The movie starts surprisingly downbeat. The two tourists, David and Jack, arrive at a pub in the British countryside and get on the bad side of some locals, who practically send the two boys to their deaths. They arrive at a pub populated by people who seem to be in on the secret, but are not willing to help the young Americans. Among the patrons we see a very young Rik Mayall (The Young Ones), Alien³’s Brian Glover and Gladiator’s David Schofield. Casting real Brits lends an authentic quality to the movie that it really needs to root the outlandish plot.

The understated British demeanor also serves as a wonderful counterpoint to the outrageous circumstances.
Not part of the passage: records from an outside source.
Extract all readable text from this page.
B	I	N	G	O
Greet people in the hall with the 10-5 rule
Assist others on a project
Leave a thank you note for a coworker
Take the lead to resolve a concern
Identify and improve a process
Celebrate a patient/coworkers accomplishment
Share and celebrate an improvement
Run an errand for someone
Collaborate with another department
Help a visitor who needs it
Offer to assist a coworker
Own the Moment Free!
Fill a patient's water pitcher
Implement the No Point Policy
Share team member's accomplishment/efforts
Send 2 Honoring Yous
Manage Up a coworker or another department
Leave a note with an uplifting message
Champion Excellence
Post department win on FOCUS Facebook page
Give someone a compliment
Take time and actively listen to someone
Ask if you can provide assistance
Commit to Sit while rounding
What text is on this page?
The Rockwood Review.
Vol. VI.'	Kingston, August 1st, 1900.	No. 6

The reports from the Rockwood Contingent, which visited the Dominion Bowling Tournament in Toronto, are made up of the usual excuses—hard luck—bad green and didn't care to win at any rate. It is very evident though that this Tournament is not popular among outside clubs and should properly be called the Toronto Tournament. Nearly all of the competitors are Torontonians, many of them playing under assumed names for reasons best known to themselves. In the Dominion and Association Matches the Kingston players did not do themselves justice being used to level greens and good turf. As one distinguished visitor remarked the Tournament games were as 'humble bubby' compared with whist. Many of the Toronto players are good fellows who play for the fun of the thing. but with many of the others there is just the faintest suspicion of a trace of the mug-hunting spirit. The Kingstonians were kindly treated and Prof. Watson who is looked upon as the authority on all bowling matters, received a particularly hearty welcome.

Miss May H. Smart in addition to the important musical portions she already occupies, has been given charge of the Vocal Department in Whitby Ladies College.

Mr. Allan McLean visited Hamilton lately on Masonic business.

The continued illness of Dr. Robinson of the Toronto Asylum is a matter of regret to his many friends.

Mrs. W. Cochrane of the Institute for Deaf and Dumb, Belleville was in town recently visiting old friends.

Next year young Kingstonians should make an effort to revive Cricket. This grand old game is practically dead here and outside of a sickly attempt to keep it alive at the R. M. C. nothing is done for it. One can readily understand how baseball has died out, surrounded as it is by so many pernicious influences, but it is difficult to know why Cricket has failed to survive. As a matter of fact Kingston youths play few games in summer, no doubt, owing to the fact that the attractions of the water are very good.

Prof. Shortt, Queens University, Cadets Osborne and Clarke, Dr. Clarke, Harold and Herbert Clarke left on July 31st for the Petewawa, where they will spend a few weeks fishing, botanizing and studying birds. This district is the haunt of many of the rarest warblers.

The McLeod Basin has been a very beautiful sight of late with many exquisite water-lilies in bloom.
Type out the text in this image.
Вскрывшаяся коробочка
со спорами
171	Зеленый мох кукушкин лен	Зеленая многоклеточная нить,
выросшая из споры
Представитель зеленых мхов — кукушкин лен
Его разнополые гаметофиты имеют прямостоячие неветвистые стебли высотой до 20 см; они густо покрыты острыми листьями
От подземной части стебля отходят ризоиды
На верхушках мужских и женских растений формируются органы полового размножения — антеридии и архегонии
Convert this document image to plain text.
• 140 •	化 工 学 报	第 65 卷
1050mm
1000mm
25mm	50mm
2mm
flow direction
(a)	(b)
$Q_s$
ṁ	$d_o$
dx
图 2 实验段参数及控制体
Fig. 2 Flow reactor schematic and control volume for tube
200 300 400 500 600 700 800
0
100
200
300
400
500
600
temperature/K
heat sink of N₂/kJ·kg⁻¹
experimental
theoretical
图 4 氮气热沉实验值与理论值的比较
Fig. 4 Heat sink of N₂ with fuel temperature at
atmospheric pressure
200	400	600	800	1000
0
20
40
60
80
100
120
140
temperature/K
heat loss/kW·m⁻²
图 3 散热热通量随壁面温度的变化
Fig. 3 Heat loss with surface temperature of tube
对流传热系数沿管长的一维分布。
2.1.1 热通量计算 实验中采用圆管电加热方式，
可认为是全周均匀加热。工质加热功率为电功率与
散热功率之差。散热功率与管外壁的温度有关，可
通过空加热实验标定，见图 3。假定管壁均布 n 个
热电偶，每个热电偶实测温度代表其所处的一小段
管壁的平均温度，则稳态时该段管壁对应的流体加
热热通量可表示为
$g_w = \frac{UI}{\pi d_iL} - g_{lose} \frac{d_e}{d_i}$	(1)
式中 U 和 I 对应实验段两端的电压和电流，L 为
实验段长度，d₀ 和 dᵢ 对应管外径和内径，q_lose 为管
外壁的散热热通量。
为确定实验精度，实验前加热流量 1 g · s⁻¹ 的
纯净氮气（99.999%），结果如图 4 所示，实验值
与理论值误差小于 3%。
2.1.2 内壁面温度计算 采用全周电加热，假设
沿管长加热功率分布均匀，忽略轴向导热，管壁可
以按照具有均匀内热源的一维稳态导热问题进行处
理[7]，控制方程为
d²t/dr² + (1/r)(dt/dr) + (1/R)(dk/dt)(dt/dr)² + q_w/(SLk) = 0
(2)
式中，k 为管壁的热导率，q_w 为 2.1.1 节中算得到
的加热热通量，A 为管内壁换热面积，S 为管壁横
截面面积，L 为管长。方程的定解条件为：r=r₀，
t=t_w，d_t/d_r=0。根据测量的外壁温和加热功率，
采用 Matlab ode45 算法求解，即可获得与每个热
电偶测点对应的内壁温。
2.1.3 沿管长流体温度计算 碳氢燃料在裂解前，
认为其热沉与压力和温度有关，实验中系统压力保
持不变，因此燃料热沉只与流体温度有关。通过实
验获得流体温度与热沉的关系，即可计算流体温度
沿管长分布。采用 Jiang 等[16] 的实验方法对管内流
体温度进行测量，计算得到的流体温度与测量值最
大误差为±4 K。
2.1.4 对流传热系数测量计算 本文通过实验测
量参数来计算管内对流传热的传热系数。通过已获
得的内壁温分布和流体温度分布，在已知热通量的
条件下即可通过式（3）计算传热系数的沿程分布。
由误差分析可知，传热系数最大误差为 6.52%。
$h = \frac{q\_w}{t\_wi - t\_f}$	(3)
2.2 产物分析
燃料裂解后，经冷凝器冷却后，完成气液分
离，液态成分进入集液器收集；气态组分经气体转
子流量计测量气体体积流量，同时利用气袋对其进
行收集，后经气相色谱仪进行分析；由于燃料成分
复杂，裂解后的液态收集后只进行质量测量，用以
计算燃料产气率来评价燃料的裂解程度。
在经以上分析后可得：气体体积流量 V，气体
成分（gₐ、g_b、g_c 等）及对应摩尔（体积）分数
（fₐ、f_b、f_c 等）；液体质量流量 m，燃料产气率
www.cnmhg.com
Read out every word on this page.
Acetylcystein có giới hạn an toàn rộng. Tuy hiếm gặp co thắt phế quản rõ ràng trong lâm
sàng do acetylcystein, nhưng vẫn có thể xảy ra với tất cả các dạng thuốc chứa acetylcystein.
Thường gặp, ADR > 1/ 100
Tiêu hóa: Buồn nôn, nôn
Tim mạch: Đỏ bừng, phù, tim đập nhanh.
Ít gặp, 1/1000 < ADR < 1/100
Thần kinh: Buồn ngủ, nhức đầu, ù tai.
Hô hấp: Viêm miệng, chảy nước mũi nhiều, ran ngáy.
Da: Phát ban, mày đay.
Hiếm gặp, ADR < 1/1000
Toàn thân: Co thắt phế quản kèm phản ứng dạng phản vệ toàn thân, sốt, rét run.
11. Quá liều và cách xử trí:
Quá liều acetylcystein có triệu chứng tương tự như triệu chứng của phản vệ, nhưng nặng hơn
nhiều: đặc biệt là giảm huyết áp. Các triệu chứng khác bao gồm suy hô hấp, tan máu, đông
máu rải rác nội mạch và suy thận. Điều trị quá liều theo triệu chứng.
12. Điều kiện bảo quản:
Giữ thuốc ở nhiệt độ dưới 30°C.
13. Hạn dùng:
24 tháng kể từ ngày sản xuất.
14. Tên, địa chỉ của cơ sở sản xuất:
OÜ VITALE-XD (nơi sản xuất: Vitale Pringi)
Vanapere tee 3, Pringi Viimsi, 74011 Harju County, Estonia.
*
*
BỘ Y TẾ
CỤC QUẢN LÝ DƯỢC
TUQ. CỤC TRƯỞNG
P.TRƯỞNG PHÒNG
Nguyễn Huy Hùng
For example, when a man feels threatened in an subway station, he says, rather worried, “I can assure you that this is not in the least bit amusing.” Any other person from another country would probably have shouted and run away. Subsequently the wolf man wakes up in the zoo and he coaxes a bunch of balloons from a boy, who says to a woman, straight-faced “A naked American man stole my balloons.” It is understated comedic moments like these that make An American Werewolf in London the classic it is to this day.

That and the fantastic visual effects by Rick Baker. The transformation scene holds up really well considering it is more than thirty years old and shot in full light. There are no black outs in that scene. Great stuff. Other scenes feature a masterfully made up Griffin Dunn, who was attacked by another wolf man. Let your imagination run wild with that one. There are some other scenes that feature visual effects, but for the most part An American Werewolf in London relies on not seeing that much of all the gore. There are a lot of jump cuts from the horror scenes to something similar. Like a growl from the wolf man that goes over to a growl from a lion. A bit cheap, but necessary, because the budget probably didn’t allow them to go all out.

An American Werewolf in London is a surprising blend of horror and comedy that highlights the differences between two societies. This is a lot of fun that I should have checked out years ago.